Abdominal-Typhus - 31.07.2002
Mehrere Ausbrüche im Juli:
o in der Hauptstadt Dushanbe 133 Erkrankte, ab Mitte Juli keine Neuerkrankungen. Andere Berichte sprechen von über 450 und Erkrankungen bis Ende Juli
o in sechs Orten im Distrikt Bokhtar in der Südprovinz Khatlon über 2000 Erkrankte. Ursache ist die Wasserversorgung, wo Frischwasser mit Abwasser vermischt wurde.

Abdominal-Typhus - 10.12.2002
Ausbruch im Osten des Landes: im Ort Sarikinjar (Gebiet Murghob in der "Badakhshon Autonomous Region") 51 Erkrankte, Ursache ist verseuchtes Trinkwasser.

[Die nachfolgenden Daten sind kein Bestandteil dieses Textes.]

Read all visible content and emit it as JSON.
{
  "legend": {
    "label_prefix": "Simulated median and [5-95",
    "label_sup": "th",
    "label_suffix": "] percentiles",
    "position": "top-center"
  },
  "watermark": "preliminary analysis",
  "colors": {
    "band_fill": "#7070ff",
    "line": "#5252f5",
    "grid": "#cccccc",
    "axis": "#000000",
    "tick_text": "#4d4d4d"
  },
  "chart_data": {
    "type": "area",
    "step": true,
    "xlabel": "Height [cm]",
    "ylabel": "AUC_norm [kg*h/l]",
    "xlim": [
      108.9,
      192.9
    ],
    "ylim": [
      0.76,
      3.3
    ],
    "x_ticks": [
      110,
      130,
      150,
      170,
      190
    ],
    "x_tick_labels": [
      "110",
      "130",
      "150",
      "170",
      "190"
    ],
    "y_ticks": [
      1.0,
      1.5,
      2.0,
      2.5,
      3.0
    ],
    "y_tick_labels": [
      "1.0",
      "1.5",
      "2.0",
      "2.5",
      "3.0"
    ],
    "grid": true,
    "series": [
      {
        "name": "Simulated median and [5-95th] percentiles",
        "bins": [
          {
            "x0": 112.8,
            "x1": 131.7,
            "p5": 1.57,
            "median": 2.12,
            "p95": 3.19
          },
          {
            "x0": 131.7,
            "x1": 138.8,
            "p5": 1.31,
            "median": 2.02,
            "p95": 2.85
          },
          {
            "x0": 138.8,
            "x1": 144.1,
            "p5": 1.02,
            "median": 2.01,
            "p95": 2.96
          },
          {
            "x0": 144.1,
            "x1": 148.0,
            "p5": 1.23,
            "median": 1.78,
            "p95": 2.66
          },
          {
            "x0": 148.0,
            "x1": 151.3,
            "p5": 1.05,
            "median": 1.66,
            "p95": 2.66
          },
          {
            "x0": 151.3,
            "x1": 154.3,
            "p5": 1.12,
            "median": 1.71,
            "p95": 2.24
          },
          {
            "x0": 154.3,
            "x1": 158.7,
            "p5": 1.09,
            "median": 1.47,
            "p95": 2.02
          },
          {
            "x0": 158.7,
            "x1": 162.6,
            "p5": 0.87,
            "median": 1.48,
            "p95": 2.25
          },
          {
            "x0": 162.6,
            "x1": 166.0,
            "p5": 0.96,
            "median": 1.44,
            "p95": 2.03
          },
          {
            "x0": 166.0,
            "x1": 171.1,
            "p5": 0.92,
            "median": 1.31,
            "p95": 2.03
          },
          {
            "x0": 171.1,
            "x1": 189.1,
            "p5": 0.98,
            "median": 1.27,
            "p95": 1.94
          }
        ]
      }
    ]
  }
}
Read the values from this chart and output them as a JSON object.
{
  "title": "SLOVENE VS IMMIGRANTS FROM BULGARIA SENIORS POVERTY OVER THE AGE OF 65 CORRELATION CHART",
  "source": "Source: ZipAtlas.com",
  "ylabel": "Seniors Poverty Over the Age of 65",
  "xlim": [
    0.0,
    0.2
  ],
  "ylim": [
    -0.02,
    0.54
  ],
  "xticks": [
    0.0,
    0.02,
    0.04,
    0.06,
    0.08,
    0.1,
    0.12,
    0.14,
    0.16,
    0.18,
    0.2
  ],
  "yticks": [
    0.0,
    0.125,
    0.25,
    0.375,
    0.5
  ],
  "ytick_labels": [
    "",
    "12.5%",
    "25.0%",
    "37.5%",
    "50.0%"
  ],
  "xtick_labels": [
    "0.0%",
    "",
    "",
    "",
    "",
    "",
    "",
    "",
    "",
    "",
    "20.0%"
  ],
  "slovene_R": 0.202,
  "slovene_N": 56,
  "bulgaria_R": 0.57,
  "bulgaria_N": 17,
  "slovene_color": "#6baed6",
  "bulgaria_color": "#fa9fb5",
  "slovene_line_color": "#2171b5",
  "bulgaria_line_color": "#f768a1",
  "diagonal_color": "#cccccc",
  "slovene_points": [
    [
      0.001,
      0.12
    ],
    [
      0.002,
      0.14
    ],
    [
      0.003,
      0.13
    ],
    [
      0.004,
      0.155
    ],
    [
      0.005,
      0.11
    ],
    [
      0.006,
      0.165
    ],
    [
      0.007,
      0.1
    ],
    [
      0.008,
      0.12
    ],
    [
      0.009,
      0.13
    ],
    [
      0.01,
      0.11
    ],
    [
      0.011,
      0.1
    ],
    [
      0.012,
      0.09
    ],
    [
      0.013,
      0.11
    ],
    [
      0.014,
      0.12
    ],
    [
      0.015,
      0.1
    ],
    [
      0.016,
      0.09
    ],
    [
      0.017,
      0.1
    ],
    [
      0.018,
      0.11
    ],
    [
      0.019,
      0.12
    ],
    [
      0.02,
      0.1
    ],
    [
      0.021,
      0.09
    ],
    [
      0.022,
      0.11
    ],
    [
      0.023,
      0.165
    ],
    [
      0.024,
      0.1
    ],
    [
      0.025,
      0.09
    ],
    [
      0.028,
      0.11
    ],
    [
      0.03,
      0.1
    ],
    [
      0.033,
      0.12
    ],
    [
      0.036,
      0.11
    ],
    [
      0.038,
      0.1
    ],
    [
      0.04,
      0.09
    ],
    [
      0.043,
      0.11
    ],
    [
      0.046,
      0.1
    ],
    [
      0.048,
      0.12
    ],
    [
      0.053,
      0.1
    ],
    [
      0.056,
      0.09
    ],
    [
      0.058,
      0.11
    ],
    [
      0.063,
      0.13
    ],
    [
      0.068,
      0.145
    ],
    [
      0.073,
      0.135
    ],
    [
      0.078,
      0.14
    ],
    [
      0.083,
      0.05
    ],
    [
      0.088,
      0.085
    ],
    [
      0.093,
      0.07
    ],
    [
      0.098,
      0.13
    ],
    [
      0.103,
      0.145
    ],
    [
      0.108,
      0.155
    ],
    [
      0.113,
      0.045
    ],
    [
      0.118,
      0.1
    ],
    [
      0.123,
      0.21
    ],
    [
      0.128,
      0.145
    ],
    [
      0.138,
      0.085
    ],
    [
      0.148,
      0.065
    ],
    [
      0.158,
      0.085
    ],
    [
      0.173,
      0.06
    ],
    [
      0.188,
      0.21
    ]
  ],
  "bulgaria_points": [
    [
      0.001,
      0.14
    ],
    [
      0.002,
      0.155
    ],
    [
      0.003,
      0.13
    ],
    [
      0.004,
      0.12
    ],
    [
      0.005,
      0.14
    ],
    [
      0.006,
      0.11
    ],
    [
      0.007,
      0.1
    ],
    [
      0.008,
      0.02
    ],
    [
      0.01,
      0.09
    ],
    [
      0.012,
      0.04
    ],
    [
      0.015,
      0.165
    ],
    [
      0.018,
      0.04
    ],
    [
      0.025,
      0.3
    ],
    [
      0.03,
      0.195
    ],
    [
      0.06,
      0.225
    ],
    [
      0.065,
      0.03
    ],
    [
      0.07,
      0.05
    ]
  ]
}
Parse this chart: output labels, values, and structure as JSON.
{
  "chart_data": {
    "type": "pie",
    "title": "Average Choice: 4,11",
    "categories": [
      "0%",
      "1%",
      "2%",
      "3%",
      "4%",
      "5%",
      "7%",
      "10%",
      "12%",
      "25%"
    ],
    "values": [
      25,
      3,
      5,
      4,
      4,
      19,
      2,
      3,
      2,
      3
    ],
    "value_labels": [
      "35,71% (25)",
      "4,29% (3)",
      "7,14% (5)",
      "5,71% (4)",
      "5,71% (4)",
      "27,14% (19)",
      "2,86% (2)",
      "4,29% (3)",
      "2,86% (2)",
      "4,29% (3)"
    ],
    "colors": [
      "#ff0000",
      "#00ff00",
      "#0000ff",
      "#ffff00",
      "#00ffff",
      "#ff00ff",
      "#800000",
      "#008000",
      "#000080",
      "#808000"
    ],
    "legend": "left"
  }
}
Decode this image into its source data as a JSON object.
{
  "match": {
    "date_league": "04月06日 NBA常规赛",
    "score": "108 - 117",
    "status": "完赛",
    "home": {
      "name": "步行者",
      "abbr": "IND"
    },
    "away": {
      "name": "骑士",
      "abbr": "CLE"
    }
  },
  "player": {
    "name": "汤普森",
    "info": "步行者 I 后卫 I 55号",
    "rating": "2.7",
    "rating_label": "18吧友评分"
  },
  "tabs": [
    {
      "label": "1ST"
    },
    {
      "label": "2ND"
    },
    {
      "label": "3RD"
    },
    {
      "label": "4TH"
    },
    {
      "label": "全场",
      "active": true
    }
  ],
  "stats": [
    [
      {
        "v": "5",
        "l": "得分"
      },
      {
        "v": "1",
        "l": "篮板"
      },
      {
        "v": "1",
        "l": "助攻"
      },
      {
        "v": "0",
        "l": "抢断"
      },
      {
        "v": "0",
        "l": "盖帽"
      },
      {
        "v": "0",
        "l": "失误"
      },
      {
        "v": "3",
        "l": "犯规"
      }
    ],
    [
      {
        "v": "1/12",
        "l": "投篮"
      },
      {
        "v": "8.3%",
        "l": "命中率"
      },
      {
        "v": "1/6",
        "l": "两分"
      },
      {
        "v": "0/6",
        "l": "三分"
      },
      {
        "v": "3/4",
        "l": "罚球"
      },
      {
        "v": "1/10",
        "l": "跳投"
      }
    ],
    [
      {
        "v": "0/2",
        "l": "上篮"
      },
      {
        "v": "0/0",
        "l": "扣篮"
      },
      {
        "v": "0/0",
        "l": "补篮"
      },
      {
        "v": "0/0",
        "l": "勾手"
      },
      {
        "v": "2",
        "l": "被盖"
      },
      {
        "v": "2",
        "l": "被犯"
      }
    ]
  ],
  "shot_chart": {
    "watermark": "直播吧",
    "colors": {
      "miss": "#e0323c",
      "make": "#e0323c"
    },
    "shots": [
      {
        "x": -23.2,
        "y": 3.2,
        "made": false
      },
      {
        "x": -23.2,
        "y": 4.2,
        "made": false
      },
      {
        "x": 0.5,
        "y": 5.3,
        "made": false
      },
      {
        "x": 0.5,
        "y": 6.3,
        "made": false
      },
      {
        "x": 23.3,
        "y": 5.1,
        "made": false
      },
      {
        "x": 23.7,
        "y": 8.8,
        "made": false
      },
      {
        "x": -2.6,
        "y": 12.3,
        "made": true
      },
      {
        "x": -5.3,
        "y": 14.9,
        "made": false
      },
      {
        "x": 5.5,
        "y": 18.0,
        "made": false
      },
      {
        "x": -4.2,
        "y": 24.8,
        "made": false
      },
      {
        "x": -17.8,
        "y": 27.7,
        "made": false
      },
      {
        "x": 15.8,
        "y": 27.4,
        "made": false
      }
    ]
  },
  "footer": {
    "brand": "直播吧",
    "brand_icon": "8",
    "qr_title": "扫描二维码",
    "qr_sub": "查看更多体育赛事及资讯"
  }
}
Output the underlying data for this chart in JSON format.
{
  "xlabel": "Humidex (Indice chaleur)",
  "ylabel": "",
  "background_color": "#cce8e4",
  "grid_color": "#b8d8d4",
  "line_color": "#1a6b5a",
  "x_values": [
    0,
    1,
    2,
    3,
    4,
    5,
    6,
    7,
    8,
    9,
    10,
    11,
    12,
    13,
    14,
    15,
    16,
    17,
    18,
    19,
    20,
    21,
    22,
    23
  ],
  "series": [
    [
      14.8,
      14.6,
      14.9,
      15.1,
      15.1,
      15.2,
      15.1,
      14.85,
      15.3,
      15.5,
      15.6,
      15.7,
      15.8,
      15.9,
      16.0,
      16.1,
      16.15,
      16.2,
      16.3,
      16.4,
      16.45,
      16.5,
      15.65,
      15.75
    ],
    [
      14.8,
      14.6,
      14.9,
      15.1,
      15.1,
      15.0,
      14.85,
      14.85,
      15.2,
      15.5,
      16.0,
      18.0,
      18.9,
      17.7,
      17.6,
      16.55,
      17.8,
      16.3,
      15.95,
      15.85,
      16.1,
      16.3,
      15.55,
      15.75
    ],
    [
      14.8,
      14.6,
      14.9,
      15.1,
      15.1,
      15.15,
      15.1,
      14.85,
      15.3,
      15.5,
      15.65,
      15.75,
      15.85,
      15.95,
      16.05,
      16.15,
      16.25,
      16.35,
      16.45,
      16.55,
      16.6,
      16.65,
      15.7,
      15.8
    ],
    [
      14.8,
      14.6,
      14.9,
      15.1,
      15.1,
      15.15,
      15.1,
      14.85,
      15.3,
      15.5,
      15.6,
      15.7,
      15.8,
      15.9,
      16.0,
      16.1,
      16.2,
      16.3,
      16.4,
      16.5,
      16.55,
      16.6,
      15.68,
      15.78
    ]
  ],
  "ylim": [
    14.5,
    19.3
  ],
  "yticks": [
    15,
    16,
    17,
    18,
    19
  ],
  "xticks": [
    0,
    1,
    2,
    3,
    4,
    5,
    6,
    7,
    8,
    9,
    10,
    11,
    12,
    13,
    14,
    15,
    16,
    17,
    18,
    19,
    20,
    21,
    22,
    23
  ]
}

Abdominal-Typhus - 13.11.2003
Großer Ausbruch (zuletzt Meldungen Mitte November) in der Hauptstadt Dushanbe mit über 1.000 Erkrankten und weiteren ca. 1.000 in anderen Landesteilen (z.B. an der Grenze zu Afghanistan), Ursache ist wahrscheinlich verseuchtes Trinkwasser. Der Ausbruch begann im Bokhtar Distrikt im Juli.
Beim letzten großen Ausbruch im Land 1997 waren fast 9.000 (andere Quelen nennen 17.000) innerhalb von sechs Monaten erkrankt, 95 davon waren verstorben.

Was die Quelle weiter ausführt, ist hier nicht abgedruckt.